- W wigilię Uroczystości Wszystkich Świętych, gdy wspominamy tych, którzy już osiągnęli cel swego życia, chcieliśmy poprzez uwielbienie i wspólny śpiew wyrazić chwałę Panu Bogu za to, że powołuje nas do świętości - mówi ks. Mateusz Małek, wikariusz parafii św. o. Pio na gdańskim Ujeścisku.
W wielu kościołach archidiecezji 31 października odbyły się wieczorne spotkania modlitewne pod wspólną nazwą Holy Wins. Spotkania gromadzą nie tylko młodzież, a ich różnorodna forma zależna jest od specyfiki i inwencji konkretnej wspólnoty oraz duszpasterskiego rozeznania kapłanów, którzy je prowadzą. W większości jednak przypadków stałymi elementami tej wyjątkowej modlitwy były: adoracja Najświętszego Sakramentu, uwielbienie czy Litania do Wszystkich Świętych.
- Nasze spotkanie przeżywamy na spokojnie, w mocno liturgicznym klimacie - mówi ks. Sebastian Dębski, wikariusz parafii NMP Królowej Różańca Świętego na Przymorzu. - Mieliśmy tu liturgię światła, Litanię do Wszystkich Świętych oraz pierwsze nieszpory uroczystości. Przeżywaliśmy też agapę, dającą możliwość zawiązywania wspólnoty. To bardzo ważne, bo w niebie także będziemy wspólnotą świętych. To integralna część spotkania - wyjaśnia kapłan.
- Po agapie była adoracja i uwielbienie Pana Jezusa. Staraliśmy się też o jak najlepszą oprawę muzyczną. Młodzież dzisiejsza potrzebuje pewnej dynamiki, inaczej trudno jest skupić jej uwagę na dłuższy czas. A chodzi o to, żeby dobrze ten czas przeżyli, żeby nie zabiło ich znudzenie - dodaje ks. Sebastian.
- Agapa to ważny element budowania wspólnoty - mówi ks. Sebastian Dębski. ks. Rafał Starkowicz /Foto Gość W sopockim kościele NSPJ żywiołowe uwielbienie połączone było z ewangelizacją. W sanktuarium MB Fatimskiej z kolei ważną częścią spotkania była modlitwa wstawiennicza.

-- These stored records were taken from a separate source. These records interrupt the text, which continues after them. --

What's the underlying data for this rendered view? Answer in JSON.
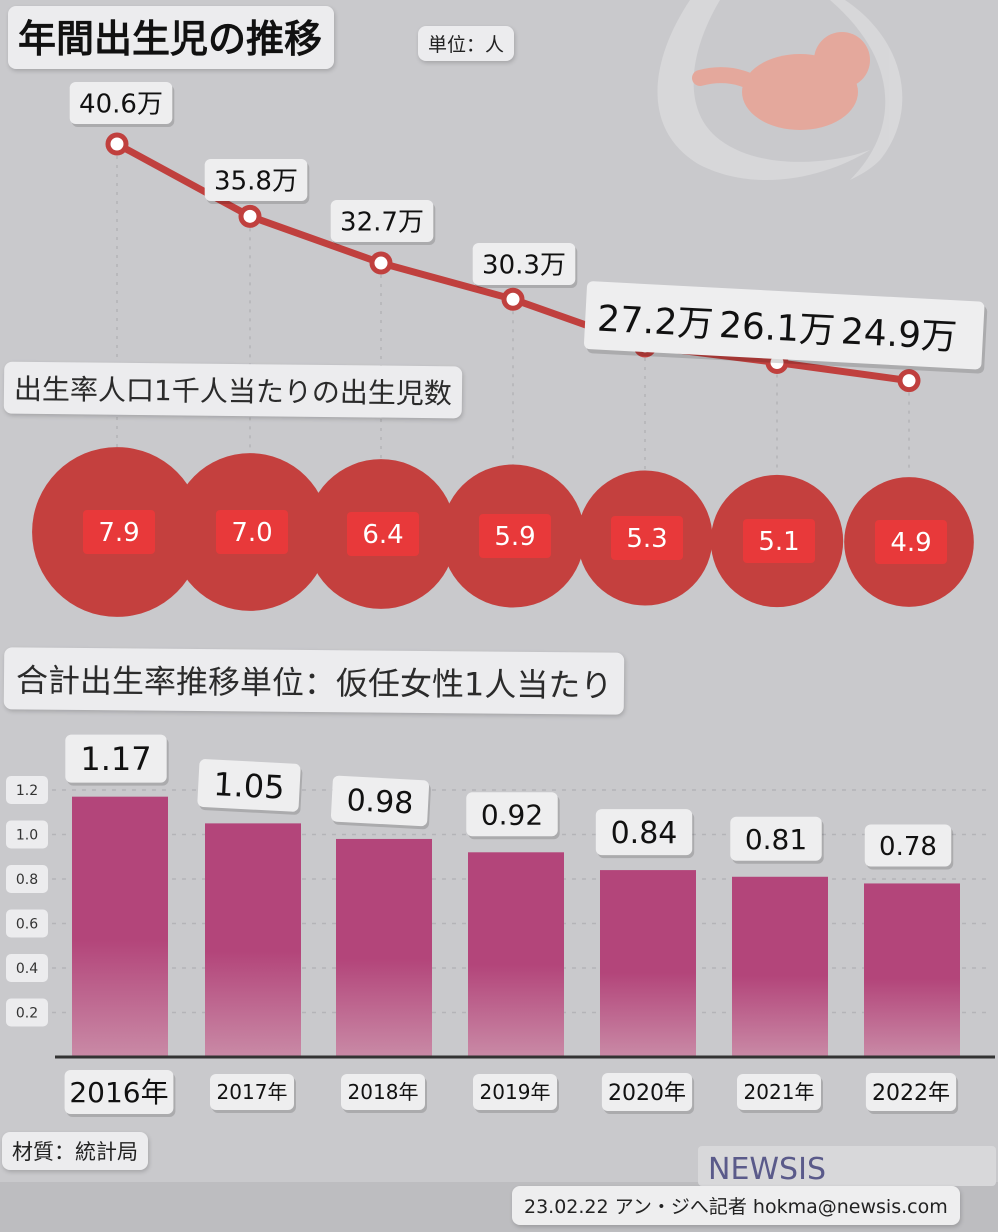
{
  "title": "年間出生児の推移",
  "unit": "単位：人",
  "rate_title": "出生率人口1千人当たりの出生児数",
  "tfr_title": "合計出生率推移単位：仮任女性1人当たり",
  "source": "材質：統計局",
  "brand": "NEWSIS",
  "byline": "23.02.22 アン・ジへ記者 hokma@newsis.com",
  "chart_data": [
    {
      "type": "line",
      "title": "年間出生児の推移",
      "x": [
        "2016年",
        "2017年",
        "2018年",
        "2019年",
        "2020年",
        "2021年",
        "2022年"
      ],
      "values": [
        40.6,
        35.8,
        32.7,
        30.3,
        27.2,
        26.1,
        24.9
      ],
      "value_labels": [
        "40.6万",
        "35.8万",
        "32.7万",
        "30.3万",
        "27.2万",
        "26.1万",
        "24.9万"
      ],
      "unit": "単位：人",
      "color": "#c0403e"
    },
    {
      "type": "bubble",
      "title": "出生率人口1千人当たりの出生児数",
      "x": [
        "2016年",
        "2017年",
        "2018年",
        "2019年",
        "2020年",
        "2021年",
        "2022年"
      ],
      "values": [
        7.9,
        7.0,
        6.4,
        5.9,
        5.3,
        5.1,
        4.9
      ],
      "value_labels": [
        "7.9",
        "7.0",
        "6.4",
        "5.9",
        "5.3",
        "5.1",
        "4.9"
      ],
      "color": "#c4403e",
      "label_color": "#e8393a"
    },
    {
      "type": "bar",
      "title": "合計出生率推移単位：仮任女性1人当たり",
      "categories": [
        "2016年",
        "2017年",
        "2018年",
        "2019年",
        "2020年",
        "2021年",
        "2022年"
      ],
      "values": [
        1.17,
        1.05,
        0.98,
        0.92,
        0.84,
        0.81,
        0.78
      ],
      "value_labels": [
        "1.17",
        "1.05",
        "0.98",
        "0.92",
        "0.84",
        "0.81",
        "0.78"
      ],
      "yticks": [
        "0.2",
        "0.4",
        "0.6",
        "0.8",
        "1.0",
        "1.2"
      ],
      "ylim": [
        0,
        1.2
      ],
      "grid": true,
      "color": "#b3457a"
    }
  ]
}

Jeszcze inaczej przeżywano ten wieczór na gdańskim Ujeścisku.
- Mieliśmy doskonały zespół, który w tym doświadczeniu obecności Boga niezwykle nam pomógł. W kościele dzisiaj zgromadziliśmy 15 relikwii świętych. Tę obecność dało się odczuć podczas modlitwy - stwierdza ks. Mateusz Małek. Wszystkim jednak formom modlitwy przyświecał jeden cel. - Patrząc na przykład tych, którzy już osiągnęli świętość, chcemy sami stawać się godnymi nieba - stwierdza ks. Małek.
- Dziękujemy Bogu za to, że powołał nas do świętości - stwierdza ks. Mateusz Małek. ks. Rafał Starkowicz /Foto Gość Pierwsze spotkania Holy Wins odbyły się w diecezji kilkanaście lat temu. - Holy Wins wymyśliliśmy razem z moim kolegą. Pierwszy raz organizowaliśmy spotkanie modlitewne tego typu jakieś dwanaście lat temu w kościele Bożego Ciała na Morenie. Od tamtego czasu zrobiło się to bardzo popularne. Chodziło o to, by dać młodym jakąś alternatywę dla młodych ludzi, którzy ten wieczór chcą przeżyć z Panem Bogiem, którzy chcą się modlić - opowiada ks. Sebastian Dębski.
- Chcieliśmy zwrócić ich uwagę na duchowe bogactwo Kościoła, oraz przypomnieć, że powinniśmy Panu Bogu dziękować za to, że wybrał nas do świętości. Za to, że Pan Bóg jest miłosierny - dodaje ks. Sebastian.